L’azienda è in espansione, nel senso che le due sorelle hanno idee, sperimentano, per realizzare un impianto a circuito chiuso, il prodotto nasce ed esce che è pronto al consumo. Il lavoro comporta fatica, ammettono che è dura da morire, ma con i turni a volte pare riescano a ritagliarsi del tempo libero. Sono ragazze ambiziose e motivate.

“Crediamo ancora alle favole e che il prodotto italiano, anche in un contesto europeo, sia di nicchia, e lo curiamo. Fra di noi c’è affiatamento. Ci confrontiamo; ascoltiamo i pareri di tutti, purché siano suggerimenti argomentati. Nulla si lascia al caso. Siamo un’impresa agricola: serve testa imprenditoriale e manualità da agricoltore. Ad esempio, abbiamo posizionato alcune telecamere dove vivono le capre, collegate al sito internet, quindi si può monitorare il lavoro che facciamo. Anche il locale mungitura è a vista, circondato da vetrate, sempre per assistere. La mungitura si fa a macchina alle 7 e alle 18. Inoltre, ognuno dei sei addetti, età media 29 anni, dispone di un’applicazione sul telefono, tramite la quale si verifica lo stato di avanzamento dei lavori. Le analisi sul latte e sugli animali vanno fatte per accertare che stiamo lavorando bene”.

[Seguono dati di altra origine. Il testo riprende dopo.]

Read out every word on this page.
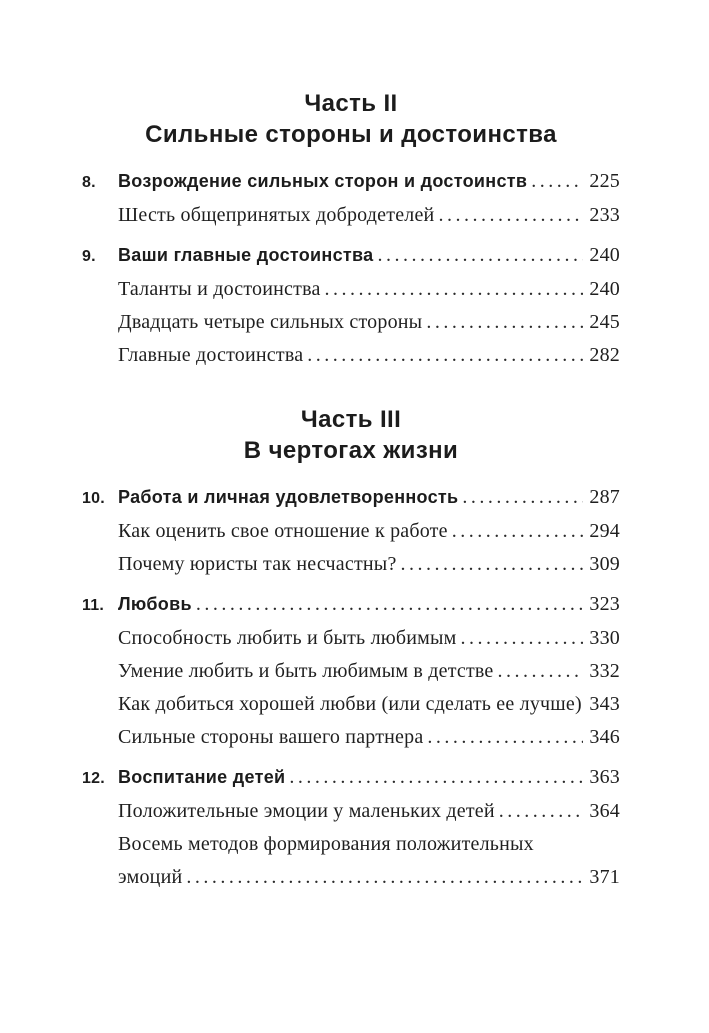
Часть II
Сильные стороны и достоинства
8.	Возрождение сильных сторон и достоинств .....	225
Шесть общепринятых добродетелей .....	233
9.	Ваши главные достоинства .....	240
Таланты и достоинства .....	240
Двадцать четыре сильных стороны .....	245
Главные достоинства .....	282
Часть III
В чертогах жизни
10. Работа и личная удовлетворенность .....	287
Как оценить свое отношение к работе .....	294
Почему юристы так несчастны? .....	309
11. Любовь .....	323
Способность любить и быть любимым .....	330
Умение любить и быть любимым в детстве .....	332
Как добиться хорошей любви (или сделать ее лучше) 343
Сильные стороны вашего партнера .....	346
12. Воспитание детей .....	363
Положительные эмоции у маленьких детей .....	364
Восемь методов формирования положительных
эмоций .....	371
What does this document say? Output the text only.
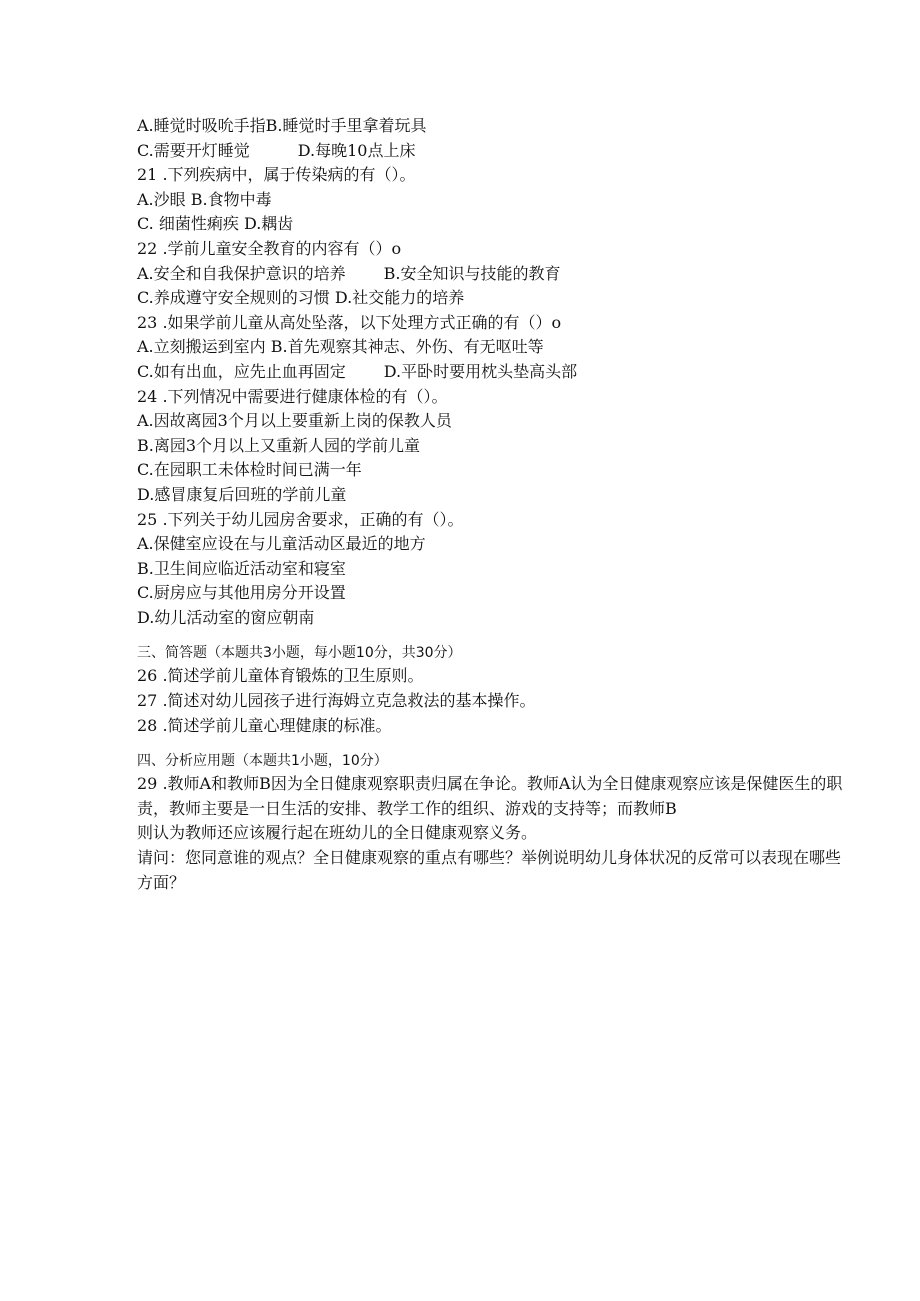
A.睡觉时吸吮手指B.睡觉时手里拿着玩具
C.需要开灯睡觉	D.每晚10点上床
21 .下列疾病中，属于传染病的有（）。
A.沙眼 B.食物中毒
C. 细菌性痢疾 D.耦齿
22 .学前儿童安全教育的内容有（）o
A.安全和自我保护意识的培养 B.安全知识与技能的教育
C.养成遵守安全规则的习惯 D.社交能力的培养
23 .如果学前儿童从高处坠落，以下处理方式正确的有（）o
A.立刻搬运到室内 B.首先观察其神志、外伤、有无呕吐等
C.如有出血，应先止血再固定 D.平卧时要用枕头垫高头部
24 .下列情况中需要进行健康体检的有（）。
A.因故离园3个月以上要重新上岗的保教人员
B.离园3个月以上又重新人园的学前儿童
C.在园职工未体检时间已满一年
D.感冒康复后回班的学前儿童
25 .下列关于幼儿园房舍要求，正确的有（）。
A.保健室应设在与儿童活动区最近的地方
B.卫生间应临近活动室和寝室
C.厨房应与其他用房分开设置
D.幼儿活动室的窗应朝南
三、简答题（本题共3小题，每小题10分，共30分）
26 .简述学前儿童体育锻炼的卫生原则。
27 .简述对幼儿园孩子进行海姆立克急救法的基本操作。
28 .简述学前儿童心理健康的标准。
四、分析应用题（本题共1小题，10分）
29 .教师A和教师B因为全日健康观察职责归属在争论。教师A认为全日健康观察应该是保健医生的职责，教师主要是一日生活的安排、教学工作的组织、游戏的支持等；而教师B
则认为教师还应该履行起在班幼儿的全日健康观察义务。
请问：您同意谁的观点？全日健康观察的重点有哪些？举例说明幼儿身体状况的反常可以表现在哪些方面？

In tempi in cui le lamentele legate ai mancati finanziamenti proliferano, qui alla domanda si dribbla saggiamente. “Esistono tanti modi di pensare e di agire – prosegue -. Le opportunità ci sono, basta valutarle. E’ inutile produrre qualcosa di cui non c’è richiesta e lamentarsi. Se un giorno non si mangerà più il formaggio di capra, piangeremo e poi, a malincuore, valuteremo le necessità del mercato. E’ importante conoscere quello che ci gira intorno. Anche un tirocinio ha valore. Sono i ‘vaffa’ e ‘se io fossi non farei’ che fanno crescere. Noi italiani mammoni ricordiamoci che è l’indipendenza che crea il carattere. I nostri genitori sono stati fantastici; ci hanno accompagnate in modo nascosto in tutto. Due anni fa abbiamo sperimentato persino la produzione di zafferano ed è andata benissimo, quindi lo riproporremo. Poi abbiamo le api – Cecilia è un fiume in piena, interrompere il suo entusiasmo spiace, ma in qualche modo le si deve dire che verrà scritto un articolo di giornale e non un trattato sull’agricoltura -. Abbiamo maiali Neri di Parma, allevati allo stato brado, e galline, che stra-adoro e che quindi rimarranno con me finché morte non ci separi, sei asini, furbissimi, e una muletta. Abbiamo anche una cavallina che ha avuto il piacere di incontrare l’asino e che quindi tre settimane fa ha partorito il piccolo Silvestro, che prende il nome dalla località in cui ci troviamo. Adoro il mio lavoro, ne parlerei sempre. Le amiche a volte introducono l’argomento scarpe e borse, ma a me annoia”.